In skilled hands, each firework takes about 45 seconds to make. The guys are friendly and eager to demonstrate the process for their skittish American visitor. Tengo miedo un poco, I manage to summon from my gringo-watching-telenovelas Spanish. I’m a little afraid. This brings only friendly laughter — it’s perfectly safe, they tell me. I should try it myself and see! Um... okay.
The results, in my hands: grab one of these, scoop some of this into there, drop that thing by accident, spill the powder back into the bin, get some of it on my pants, grab one of these again, and so on. Five minutes later: one firework and all ten fingers. A moral victory.
Now I’m dripping in sweat from the heat. And I’ve only been out here for maybe an hour, tops. These men work up to ten hours a day, but they have dreams and families to work for, so there it is.
As with nearly every client and business I’ve visited in these travels, I can barely imagine the patience and physical endurance involved. All I can map it to: when I was growing up in Ohio, my dad spent his entire adult life doing manual labor to support our family. He’d work in a warehouse, take third shift, lay sod in the hot sun, whatever was necessary. It’s hard to look at these workers in Nicaragua—or anywhere I’ve visited—and not see at least some resemblance. And my dad obviously had things a lot easier, given a minimum wage, occupational health and safety regulations, and so on.

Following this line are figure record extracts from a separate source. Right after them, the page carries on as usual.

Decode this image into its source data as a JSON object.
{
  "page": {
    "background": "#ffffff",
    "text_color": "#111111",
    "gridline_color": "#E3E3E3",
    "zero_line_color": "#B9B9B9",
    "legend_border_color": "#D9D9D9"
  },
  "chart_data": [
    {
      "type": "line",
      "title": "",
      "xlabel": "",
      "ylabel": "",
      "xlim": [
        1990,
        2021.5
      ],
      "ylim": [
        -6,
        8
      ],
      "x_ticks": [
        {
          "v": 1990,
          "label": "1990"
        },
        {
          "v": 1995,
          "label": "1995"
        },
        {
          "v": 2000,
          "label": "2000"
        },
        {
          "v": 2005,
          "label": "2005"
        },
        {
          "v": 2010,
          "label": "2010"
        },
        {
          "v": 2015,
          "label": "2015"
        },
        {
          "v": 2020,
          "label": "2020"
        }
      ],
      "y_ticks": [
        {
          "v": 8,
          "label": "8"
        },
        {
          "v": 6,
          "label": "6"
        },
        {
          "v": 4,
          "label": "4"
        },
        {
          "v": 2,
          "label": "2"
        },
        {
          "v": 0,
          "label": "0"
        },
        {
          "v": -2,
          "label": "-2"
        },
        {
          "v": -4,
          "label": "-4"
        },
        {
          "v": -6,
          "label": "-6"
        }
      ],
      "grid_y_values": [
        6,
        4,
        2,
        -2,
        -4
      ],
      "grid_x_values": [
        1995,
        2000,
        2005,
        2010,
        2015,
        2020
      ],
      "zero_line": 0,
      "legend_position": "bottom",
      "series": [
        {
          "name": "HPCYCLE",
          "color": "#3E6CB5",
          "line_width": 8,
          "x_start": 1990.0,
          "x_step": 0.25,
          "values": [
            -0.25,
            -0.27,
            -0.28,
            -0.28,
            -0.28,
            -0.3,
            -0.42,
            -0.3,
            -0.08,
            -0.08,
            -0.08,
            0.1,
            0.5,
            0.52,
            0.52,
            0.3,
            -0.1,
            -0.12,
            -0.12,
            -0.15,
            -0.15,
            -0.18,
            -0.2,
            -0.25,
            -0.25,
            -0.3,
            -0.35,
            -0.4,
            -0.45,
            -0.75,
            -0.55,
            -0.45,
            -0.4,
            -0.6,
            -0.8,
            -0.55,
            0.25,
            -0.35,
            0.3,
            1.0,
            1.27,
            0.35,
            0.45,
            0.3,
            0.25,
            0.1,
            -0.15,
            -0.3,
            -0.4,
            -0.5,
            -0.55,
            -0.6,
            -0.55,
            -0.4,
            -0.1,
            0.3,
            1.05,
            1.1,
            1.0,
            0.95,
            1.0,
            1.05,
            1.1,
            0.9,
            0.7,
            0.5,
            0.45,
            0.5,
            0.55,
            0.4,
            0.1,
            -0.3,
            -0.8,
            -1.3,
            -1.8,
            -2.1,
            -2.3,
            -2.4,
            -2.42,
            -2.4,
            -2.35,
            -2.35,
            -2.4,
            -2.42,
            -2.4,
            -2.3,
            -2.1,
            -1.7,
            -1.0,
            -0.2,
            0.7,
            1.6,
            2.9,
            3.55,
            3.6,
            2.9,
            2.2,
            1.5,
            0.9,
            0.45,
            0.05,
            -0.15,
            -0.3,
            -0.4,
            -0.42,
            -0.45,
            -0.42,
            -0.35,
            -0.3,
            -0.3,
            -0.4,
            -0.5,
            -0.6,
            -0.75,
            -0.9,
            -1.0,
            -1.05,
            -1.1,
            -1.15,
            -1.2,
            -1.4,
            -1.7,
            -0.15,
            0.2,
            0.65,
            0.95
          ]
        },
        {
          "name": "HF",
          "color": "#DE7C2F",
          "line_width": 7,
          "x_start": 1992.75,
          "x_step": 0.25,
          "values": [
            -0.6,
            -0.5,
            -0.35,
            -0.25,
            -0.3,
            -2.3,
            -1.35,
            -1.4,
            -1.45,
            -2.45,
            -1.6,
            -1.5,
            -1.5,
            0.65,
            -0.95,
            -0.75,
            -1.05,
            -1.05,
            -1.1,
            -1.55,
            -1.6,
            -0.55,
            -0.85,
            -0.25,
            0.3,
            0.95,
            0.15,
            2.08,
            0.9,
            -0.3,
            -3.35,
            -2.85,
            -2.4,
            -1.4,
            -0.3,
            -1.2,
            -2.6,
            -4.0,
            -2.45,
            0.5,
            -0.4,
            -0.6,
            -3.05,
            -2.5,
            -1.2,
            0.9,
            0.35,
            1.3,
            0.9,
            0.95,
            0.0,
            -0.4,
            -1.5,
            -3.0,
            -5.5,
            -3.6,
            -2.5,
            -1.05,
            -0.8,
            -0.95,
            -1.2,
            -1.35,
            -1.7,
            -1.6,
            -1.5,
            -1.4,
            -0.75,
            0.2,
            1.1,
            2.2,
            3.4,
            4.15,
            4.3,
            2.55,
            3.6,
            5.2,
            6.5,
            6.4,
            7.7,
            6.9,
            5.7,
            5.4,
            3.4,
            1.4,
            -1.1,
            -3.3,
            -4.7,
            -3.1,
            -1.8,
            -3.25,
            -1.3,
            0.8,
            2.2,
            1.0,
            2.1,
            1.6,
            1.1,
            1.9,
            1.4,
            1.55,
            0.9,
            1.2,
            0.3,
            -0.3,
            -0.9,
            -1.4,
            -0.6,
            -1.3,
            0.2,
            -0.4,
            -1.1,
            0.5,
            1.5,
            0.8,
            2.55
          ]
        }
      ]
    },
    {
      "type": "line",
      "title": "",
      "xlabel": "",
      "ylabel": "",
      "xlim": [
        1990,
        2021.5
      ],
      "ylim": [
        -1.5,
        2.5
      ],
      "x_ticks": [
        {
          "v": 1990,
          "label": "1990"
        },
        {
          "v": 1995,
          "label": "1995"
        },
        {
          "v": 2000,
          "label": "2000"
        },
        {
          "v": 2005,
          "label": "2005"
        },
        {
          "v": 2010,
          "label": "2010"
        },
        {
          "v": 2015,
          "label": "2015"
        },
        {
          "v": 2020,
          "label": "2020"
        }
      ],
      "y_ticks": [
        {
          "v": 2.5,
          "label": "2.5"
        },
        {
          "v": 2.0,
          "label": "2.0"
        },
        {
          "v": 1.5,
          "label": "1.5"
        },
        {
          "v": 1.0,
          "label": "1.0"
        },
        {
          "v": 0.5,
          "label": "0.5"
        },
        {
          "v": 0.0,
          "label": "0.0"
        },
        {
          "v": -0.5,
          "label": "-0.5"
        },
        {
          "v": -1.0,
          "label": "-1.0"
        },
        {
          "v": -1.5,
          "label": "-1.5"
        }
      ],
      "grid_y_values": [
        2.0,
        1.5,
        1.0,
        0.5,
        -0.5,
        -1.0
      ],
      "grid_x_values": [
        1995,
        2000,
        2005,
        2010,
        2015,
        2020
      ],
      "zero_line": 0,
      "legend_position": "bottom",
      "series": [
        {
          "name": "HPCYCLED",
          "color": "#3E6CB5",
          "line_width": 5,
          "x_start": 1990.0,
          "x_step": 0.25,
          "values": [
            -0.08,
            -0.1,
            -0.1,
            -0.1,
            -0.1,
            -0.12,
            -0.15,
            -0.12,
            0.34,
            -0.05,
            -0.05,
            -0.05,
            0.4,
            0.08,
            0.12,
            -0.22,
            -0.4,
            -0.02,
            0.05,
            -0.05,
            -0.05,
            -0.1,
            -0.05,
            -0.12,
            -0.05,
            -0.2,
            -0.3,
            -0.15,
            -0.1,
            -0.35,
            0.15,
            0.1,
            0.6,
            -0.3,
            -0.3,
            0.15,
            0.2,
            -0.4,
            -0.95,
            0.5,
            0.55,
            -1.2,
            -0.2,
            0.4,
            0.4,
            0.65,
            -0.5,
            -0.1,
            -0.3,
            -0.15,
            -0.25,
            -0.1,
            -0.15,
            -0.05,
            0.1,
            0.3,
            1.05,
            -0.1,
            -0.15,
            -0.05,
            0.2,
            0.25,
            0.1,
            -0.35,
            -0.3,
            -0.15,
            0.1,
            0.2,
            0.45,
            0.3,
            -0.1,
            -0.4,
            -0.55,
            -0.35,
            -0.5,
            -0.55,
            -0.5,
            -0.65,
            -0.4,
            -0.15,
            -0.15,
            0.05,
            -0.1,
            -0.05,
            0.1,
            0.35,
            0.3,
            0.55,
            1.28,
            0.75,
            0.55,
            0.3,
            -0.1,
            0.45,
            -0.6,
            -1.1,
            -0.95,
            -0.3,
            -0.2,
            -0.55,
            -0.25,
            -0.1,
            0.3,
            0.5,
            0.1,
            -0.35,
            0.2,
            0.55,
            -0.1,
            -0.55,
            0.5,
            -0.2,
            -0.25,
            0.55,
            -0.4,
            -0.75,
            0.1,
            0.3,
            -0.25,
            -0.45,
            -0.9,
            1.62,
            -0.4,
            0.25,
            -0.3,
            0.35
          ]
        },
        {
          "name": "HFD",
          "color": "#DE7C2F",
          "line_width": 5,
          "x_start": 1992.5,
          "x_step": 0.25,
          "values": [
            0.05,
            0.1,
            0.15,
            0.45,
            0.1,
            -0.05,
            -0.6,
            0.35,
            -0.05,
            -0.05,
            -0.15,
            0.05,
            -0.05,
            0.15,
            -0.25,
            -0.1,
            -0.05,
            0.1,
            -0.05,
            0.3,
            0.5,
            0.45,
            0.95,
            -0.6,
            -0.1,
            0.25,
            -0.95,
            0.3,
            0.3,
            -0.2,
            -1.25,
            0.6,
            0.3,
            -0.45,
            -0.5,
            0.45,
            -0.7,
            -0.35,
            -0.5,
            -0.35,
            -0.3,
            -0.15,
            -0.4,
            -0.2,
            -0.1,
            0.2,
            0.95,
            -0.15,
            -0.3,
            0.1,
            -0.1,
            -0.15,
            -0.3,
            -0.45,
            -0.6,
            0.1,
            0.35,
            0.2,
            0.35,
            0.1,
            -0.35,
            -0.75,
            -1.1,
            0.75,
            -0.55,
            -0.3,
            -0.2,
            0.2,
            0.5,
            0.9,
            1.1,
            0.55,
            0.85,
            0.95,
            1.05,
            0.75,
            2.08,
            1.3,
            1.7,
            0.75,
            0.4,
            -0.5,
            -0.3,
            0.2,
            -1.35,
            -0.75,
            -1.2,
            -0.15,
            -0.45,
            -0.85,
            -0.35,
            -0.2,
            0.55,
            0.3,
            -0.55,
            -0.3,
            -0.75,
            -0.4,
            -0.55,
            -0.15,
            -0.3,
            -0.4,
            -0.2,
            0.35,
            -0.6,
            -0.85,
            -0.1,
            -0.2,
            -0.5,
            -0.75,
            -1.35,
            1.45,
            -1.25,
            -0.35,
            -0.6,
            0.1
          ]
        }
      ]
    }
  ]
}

One of the cruelest stereotypes about economic struggle is that it’s caused by a lack of hard work. Just one day in the field with microlending clients should be enough to convince anyone otherwise.
Finally, out in the street, ready to demonstrate the results of all the handiwork, Luis Alberto has the happy grin of a teenager. He’s 63 years old, mind you, and he speaks to his employees more as a father than as a boss. But when he’s about to light a fuse, he has the same smile he must have had when he was a kid.

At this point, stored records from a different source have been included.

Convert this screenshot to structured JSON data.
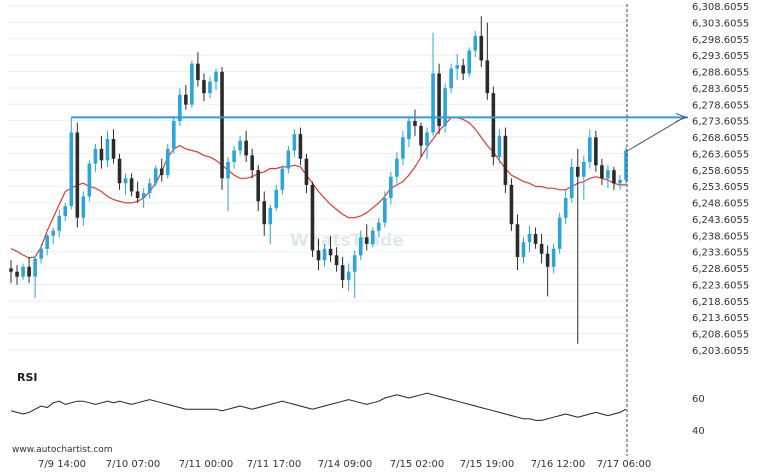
{
  "source_label": "www.autochartist.com",
  "watermark_text": "WhatsTrade",
  "rsi_label": "RSI",
  "colors": {
    "bull": "#2aa4dd",
    "bear": "#2b2b2b",
    "ma": "#e8382d",
    "resistance": "#2a9ee0",
    "projection": "#555555",
    "rsi": "#222222",
    "grid": "#eeeeee"
  },
  "chart_data": {
    "type": "candlestick",
    "y_ticks": [
      "6,308.6055",
      "6,303.6055",
      "6,298.6055",
      "6,293.6055",
      "6,288.6055",
      "6,283.6055",
      "6,278.6055",
      "6,273.6055",
      "6,268.6055",
      "6,263.6055",
      "6,258.6055",
      "6,253.6055",
      "6,248.6055",
      "6,243.6055",
      "6,238.6055",
      "6,233.6055",
      "6,228.6055",
      "6,223.6055",
      "6,218.6055",
      "6,213.6055",
      "6,208.6055",
      "6,203.6055"
    ],
    "ylim": [
      6203.6055,
      6308.6055
    ],
    "x_ticks": [
      "7/9 14:00",
      "7/10 07:00",
      "7/11 00:00",
      "7/11 17:00",
      "7/14 09:00",
      "7/15 02:00",
      "7/15 19:00",
      "7/16 12:00",
      "7/17 06:00"
    ],
    "resistance_level": 6274.6,
    "projection_target": 6274.6,
    "ma_values": [
      6234.6,
      6233.7,
      6232.6,
      6231.7,
      6232.0,
      6235.0,
      6240.0,
      6244.0,
      6248.0,
      6252.0,
      6253.0,
      6254.0,
      6254.5,
      6253.5,
      6253.0,
      6252.0,
      6250.5,
      6249.5,
      6249.0,
      6248.5,
      6248.5,
      6249.0,
      6250.0,
      6252.0,
      6254.5,
      6258.0,
      6262.5,
      6265.0,
      6266.0,
      6265.0,
      6264.5,
      6264.0,
      6263.0,
      6262.5,
      6261.5,
      6260.0,
      6258.5,
      6257.0,
      6256.0,
      6256.0,
      6256.5,
      6257.5,
      6258.0,
      6259.0,
      6259.0,
      6259.5,
      6259.5,
      6260.0,
      6259.5,
      6257.0,
      6254.5,
      6252.0,
      6250.0,
      6248.0,
      6246.5,
      6245.0,
      6244.0,
      6244.0,
      6244.5,
      6245.5,
      6247.0,
      6248.5,
      6250.5,
      6253.0,
      6254.0,
      6255.0,
      6257.0,
      6259.5,
      6262.5,
      6265.5,
      6268.0,
      6270.5,
      6272.5,
      6274.5,
      6274.5,
      6274.0,
      6273.0,
      6271.0,
      6268.5,
      6266.0,
      6264.0,
      6261.5,
      6259.0,
      6257.0,
      6256.0,
      6255.0,
      6254.5,
      6253.5,
      6253.5,
      6253.0,
      6253.0,
      6252.5,
      6252.5,
      6253.5,
      6254.5,
      6255.0,
      6256.0,
      6256.5,
      6256.0,
      6255.5,
      6254.5,
      6254.0,
      6254.0
    ],
    "rsi_values": [
      52,
      51,
      50,
      51,
      53,
      55,
      54,
      57,
      58,
      56,
      57,
      58,
      58,
      57,
      56,
      57,
      58,
      57,
      58,
      57,
      56,
      57,
      58,
      59,
      58,
      57,
      56,
      55,
      54,
      53,
      53,
      53,
      53,
      53,
      53,
      52,
      53,
      54,
      55,
      54,
      53,
      54,
      55,
      56,
      57,
      58,
      57,
      56,
      55,
      54,
      53,
      54,
      55,
      56,
      57,
      58,
      59,
      58,
      57,
      56,
      57,
      58,
      60,
      61,
      62,
      61,
      60,
      61,
      62,
      63,
      62,
      61,
      60,
      59,
      58,
      57,
      56,
      55,
      54,
      53,
      52,
      51,
      50,
      49,
      48,
      47,
      47,
      46,
      46,
      47,
      48,
      49,
      50,
      49,
      48,
      49,
      50,
      51,
      50,
      49,
      50,
      51,
      53
    ],
    "rsi_ticks": [
      60,
      40
    ],
    "rsi_ylim": [
      30,
      68
    ],
    "candles": [
      {
        "o": 6228.5,
        "h": 6231.0,
        "l": 6224.0,
        "c": 6227.5
      },
      {
        "o": 6227.5,
        "h": 6229.5,
        "l": 6223.5,
        "c": 6226.0
      },
      {
        "o": 6226.0,
        "h": 6230.0,
        "l": 6225.0,
        "c": 6229.0
      },
      {
        "o": 6229.0,
        "h": 6232.0,
        "l": 6224.0,
        "c": 6226.0
      },
      {
        "o": 6226.0,
        "h": 6232.5,
        "l": 6219.5,
        "c": 6231.5
      },
      {
        "o": 6231.5,
        "h": 6236.0,
        "l": 6230.0,
        "c": 6234.5
      },
      {
        "o": 6234.5,
        "h": 6239.0,
        "l": 6232.5,
        "c": 6238.5
      },
      {
        "o": 6238.5,
        "h": 6241.0,
        "l": 6236.0,
        "c": 6240.0
      },
      {
        "o": 6240.0,
        "h": 6246.5,
        "l": 6238.0,
        "c": 6244.5
      },
      {
        "o": 6244.5,
        "h": 6248.5,
        "l": 6243.0,
        "c": 6247.5
      },
      {
        "o": 6247.5,
        "h": 6274.6,
        "l": 6246.5,
        "c": 6270.0
      },
      {
        "o": 6270.0,
        "h": 6273.0,
        "l": 6241.0,
        "c": 6244.0
      },
      {
        "o": 6244.0,
        "h": 6252.0,
        "l": 6241.5,
        "c": 6250.5
      },
      {
        "o": 6250.5,
        "h": 6261.5,
        "l": 6249.0,
        "c": 6260.5
      },
      {
        "o": 6260.5,
        "h": 6266.5,
        "l": 6258.0,
        "c": 6265.0
      },
      {
        "o": 6265.0,
        "h": 6269.0,
        "l": 6259.0,
        "c": 6261.5
      },
      {
        "o": 6261.5,
        "h": 6270.5,
        "l": 6259.5,
        "c": 6268.0
      },
      {
        "o": 6268.0,
        "h": 6271.0,
        "l": 6260.5,
        "c": 6262.0
      },
      {
        "o": 6262.0,
        "h": 6263.5,
        "l": 6252.5,
        "c": 6254.5
      },
      {
        "o": 6254.5,
        "h": 6257.5,
        "l": 6251.0,
        "c": 6256.0
      },
      {
        "o": 6256.0,
        "h": 6257.5,
        "l": 6250.5,
        "c": 6252.0
      },
      {
        "o": 6252.0,
        "h": 6255.0,
        "l": 6248.5,
        "c": 6250.0
      },
      {
        "o": 6250.0,
        "h": 6253.0,
        "l": 6247.0,
        "c": 6251.5
      },
      {
        "o": 6251.5,
        "h": 6256.0,
        "l": 6250.0,
        "c": 6254.5
      },
      {
        "o": 6254.5,
        "h": 6260.0,
        "l": 6253.5,
        "c": 6259.0
      },
      {
        "o": 6259.0,
        "h": 6262.0,
        "l": 6255.0,
        "c": 6257.0
      },
      {
        "o": 6257.0,
        "h": 6266.5,
        "l": 6256.0,
        "c": 6265.0
      },
      {
        "o": 6265.0,
        "h": 6275.0,
        "l": 6263.5,
        "c": 6273.5
      },
      {
        "o": 6273.5,
        "h": 6283.5,
        "l": 6272.0,
        "c": 6281.5
      },
      {
        "o": 6281.5,
        "h": 6284.5,
        "l": 6277.0,
        "c": 6278.5
      },
      {
        "o": 6278.5,
        "h": 6292.0,
        "l": 6277.5,
        "c": 6291.0
      },
      {
        "o": 6291.0,
        "h": 6294.5,
        "l": 6284.0,
        "c": 6286.0
      },
      {
        "o": 6286.0,
        "h": 6288.0,
        "l": 6279.5,
        "c": 6282.0
      },
      {
        "o": 6282.0,
        "h": 6287.0,
        "l": 6280.5,
        "c": 6285.5
      },
      {
        "o": 6285.5,
        "h": 6289.5,
        "l": 6283.0,
        "c": 6288.5
      },
      {
        "o": 6288.5,
        "h": 6290.0,
        "l": 6252.5,
        "c": 6256.0
      },
      {
        "o": 6256.0,
        "h": 6262.5,
        "l": 6246.0,
        "c": 6261.0
      },
      {
        "o": 6261.0,
        "h": 6266.0,
        "l": 6259.0,
        "c": 6264.5
      },
      {
        "o": 6264.5,
        "h": 6269.0,
        "l": 6263.0,
        "c": 6267.5
      },
      {
        "o": 6267.5,
        "h": 6270.5,
        "l": 6261.0,
        "c": 6263.0
      },
      {
        "o": 6263.0,
        "h": 6265.0,
        "l": 6256.0,
        "c": 6258.5
      },
      {
        "o": 6258.5,
        "h": 6260.0,
        "l": 6246.0,
        "c": 6249.0
      },
      {
        "o": 6249.0,
        "h": 6252.0,
        "l": 6238.5,
        "c": 6242.0
      },
      {
        "o": 6242.0,
        "h": 6248.0,
        "l": 6236.0,
        "c": 6247.0
      },
      {
        "o": 6247.0,
        "h": 6254.0,
        "l": 6246.0,
        "c": 6252.5
      },
      {
        "o": 6252.5,
        "h": 6260.0,
        "l": 6251.0,
        "c": 6259.0
      },
      {
        "o": 6259.0,
        "h": 6266.0,
        "l": 6257.5,
        "c": 6264.5
      },
      {
        "o": 6264.5,
        "h": 6271.0,
        "l": 6262.5,
        "c": 6269.5
      },
      {
        "o": 6269.5,
        "h": 6271.5,
        "l": 6260.0,
        "c": 6262.0
      },
      {
        "o": 6262.0,
        "h": 6263.5,
        "l": 6251.5,
        "c": 6254.0
      },
      {
        "o": 6254.0,
        "h": 6255.0,
        "l": 6232.0,
        "c": 6234.0
      },
      {
        "o": 6234.0,
        "h": 6237.5,
        "l": 6228.0,
        "c": 6231.0
      },
      {
        "o": 6231.0,
        "h": 6236.0,
        "l": 6229.0,
        "c": 6234.5
      },
      {
        "o": 6234.5,
        "h": 6238.5,
        "l": 6230.5,
        "c": 6232.5
      },
      {
        "o": 6232.5,
        "h": 6235.0,
        "l": 6227.5,
        "c": 6229.5
      },
      {
        "o": 6229.5,
        "h": 6232.0,
        "l": 6222.5,
        "c": 6225.0
      },
      {
        "o": 6225.0,
        "h": 6230.0,
        "l": 6221.5,
        "c": 6227.5
      },
      {
        "o": 6227.5,
        "h": 6234.0,
        "l": 6219.5,
        "c": 6232.5
      },
      {
        "o": 6232.5,
        "h": 6240.0,
        "l": 6231.0,
        "c": 6238.0
      },
      {
        "o": 6238.0,
        "h": 6242.0,
        "l": 6234.0,
        "c": 6236.0
      },
      {
        "o": 6236.0,
        "h": 6241.0,
        "l": 6235.0,
        "c": 6240.0
      },
      {
        "o": 6240.0,
        "h": 6244.0,
        "l": 6238.0,
        "c": 6242.5
      },
      {
        "o": 6242.5,
        "h": 6252.0,
        "l": 6241.0,
        "c": 6250.0
      },
      {
        "o": 6250.0,
        "h": 6258.0,
        "l": 6248.0,
        "c": 6256.5
      },
      {
        "o": 6256.5,
        "h": 6264.0,
        "l": 6254.5,
        "c": 6262.0
      },
      {
        "o": 6262.0,
        "h": 6270.5,
        "l": 6260.0,
        "c": 6268.5
      },
      {
        "o": 6268.0,
        "h": 6275.0,
        "l": 6265.5,
        "c": 6273.5
      },
      {
        "o": 6273.5,
        "h": 6277.0,
        "l": 6269.0,
        "c": 6272.0
      },
      {
        "o": 6272.0,
        "h": 6273.0,
        "l": 6262.5,
        "c": 6266.0
      },
      {
        "o": 6266.0,
        "h": 6271.5,
        "l": 6262.0,
        "c": 6270.0
      },
      {
        "o": 6270.0,
        "h": 6300.5,
        "l": 6269.0,
        "c": 6288.0
      },
      {
        "o": 6288.0,
        "h": 6291.0,
        "l": 6269.5,
        "c": 6272.0
      },
      {
        "o": 6272.0,
        "h": 6285.0,
        "l": 6270.0,
        "c": 6283.5
      },
      {
        "o": 6283.5,
        "h": 6291.0,
        "l": 6282.0,
        "c": 6289.5
      },
      {
        "o": 6289.5,
        "h": 6294.0,
        "l": 6286.0,
        "c": 6290.5
      },
      {
        "o": 6290.5,
        "h": 6292.5,
        "l": 6286.0,
        "c": 6288.0
      },
      {
        "o": 6288.0,
        "h": 6296.0,
        "l": 6287.0,
        "c": 6295.0
      },
      {
        "o": 6295.0,
        "h": 6301.0,
        "l": 6293.0,
        "c": 6299.5
      },
      {
        "o": 6299.5,
        "h": 6305.5,
        "l": 6290.0,
        "c": 6292.0
      },
      {
        "o": 6292.0,
        "h": 6303.5,
        "l": 6280.0,
        "c": 6282.0
      },
      {
        "o": 6282.0,
        "h": 6284.0,
        "l": 6260.0,
        "c": 6262.5
      },
      {
        "o": 6262.5,
        "h": 6271.0,
        "l": 6260.5,
        "c": 6269.0
      },
      {
        "o": 6269.0,
        "h": 6271.5,
        "l": 6251.5,
        "c": 6254.0
      },
      {
        "o": 6254.0,
        "h": 6256.0,
        "l": 6240.0,
        "c": 6242.0
      },
      {
        "o": 6242.0,
        "h": 6245.0,
        "l": 6228.0,
        "c": 6232.0
      },
      {
        "o": 6232.0,
        "h": 6238.0,
        "l": 6230.0,
        "c": 6236.5
      },
      {
        "o": 6236.5,
        "h": 6241.5,
        "l": 6233.5,
        "c": 6239.0
      },
      {
        "o": 6239.0,
        "h": 6241.0,
        "l": 6234.5,
        "c": 6236.0
      },
      {
        "o": 6236.0,
        "h": 6239.0,
        "l": 6230.0,
        "c": 6233.0
      },
      {
        "o": 6233.0,
        "h": 6235.5,
        "l": 6220.0,
        "c": 6229.0
      },
      {
        "o": 6229.0,
        "h": 6236.0,
        "l": 6227.0,
        "c": 6234.5
      },
      {
        "o": 6234.5,
        "h": 6245.5,
        "l": 6233.0,
        "c": 6244.0
      },
      {
        "o": 6244.0,
        "h": 6252.5,
        "l": 6242.0,
        "c": 6250.0
      },
      {
        "o": 6250.0,
        "h": 6262.0,
        "l": 6248.5,
        "c": 6259.5
      },
      {
        "o": 6259.5,
        "h": 6265.0,
        "l": 6205.5,
        "c": 6256.5
      },
      {
        "o": 6256.5,
        "h": 6263.0,
        "l": 6249.5,
        "c": 6261.0
      },
      {
        "o": 6261.0,
        "h": 6271.0,
        "l": 6259.0,
        "c": 6268.5
      },
      {
        "o": 6268.5,
        "h": 6270.5,
        "l": 6258.0,
        "c": 6260.0
      },
      {
        "o": 6260.0,
        "h": 6262.0,
        "l": 6254.0,
        "c": 6256.0
      },
      {
        "o": 6256.0,
        "h": 6260.0,
        "l": 6253.0,
        "c": 6258.5
      },
      {
        "o": 6258.5,
        "h": 6259.5,
        "l": 6252.5,
        "c": 6254.5
      },
      {
        "o": 6254.5,
        "h": 6257.0,
        "l": 6252.5,
        "c": 6255.5
      },
      {
        "o": 6255.5,
        "h": 6265.5,
        "l": 6254.0,
        "c": 6264.5
      }
    ]
  }
}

Finally: match, fuse, ba-BAMM! We giggle like ten-year-olds. For one gorgeous instant, language, age, religion, and nationality disappear. It’s only one moment, sadly, and a Beavis and Butthead one at that. But this was hardly the only such moment of connection.
On my arrival at Luis Alberto’s home, recall, the discussion was immediately of things that matter everywhere: work, love, marriage, age, death, hope for the children, pride in small victories. I bet you feel connected to all of that, too, even through a computer, wherever you are.

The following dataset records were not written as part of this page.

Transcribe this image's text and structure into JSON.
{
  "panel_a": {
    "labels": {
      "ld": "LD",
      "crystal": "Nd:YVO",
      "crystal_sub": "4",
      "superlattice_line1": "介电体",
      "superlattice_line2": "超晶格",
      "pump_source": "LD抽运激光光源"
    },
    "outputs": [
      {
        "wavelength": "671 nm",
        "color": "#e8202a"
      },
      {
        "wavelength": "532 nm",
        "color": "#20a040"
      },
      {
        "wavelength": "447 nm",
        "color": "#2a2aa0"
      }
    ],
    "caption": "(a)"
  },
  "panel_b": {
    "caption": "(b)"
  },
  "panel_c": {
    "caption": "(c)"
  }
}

I can’t change the birth lottery, any government, nor the slightest whim of the global economy. I don’t pretend for one second that my $25 loan or the afternoon I spent counting and re-counting my fingers (Ten? Yes!) with Luis Alberto, by themselves, had any great effect on his life.
But I can and do feel grateful to be able to help this gentle, funny man to create great effects in his own life, to provide a home for his family and employment for those around him.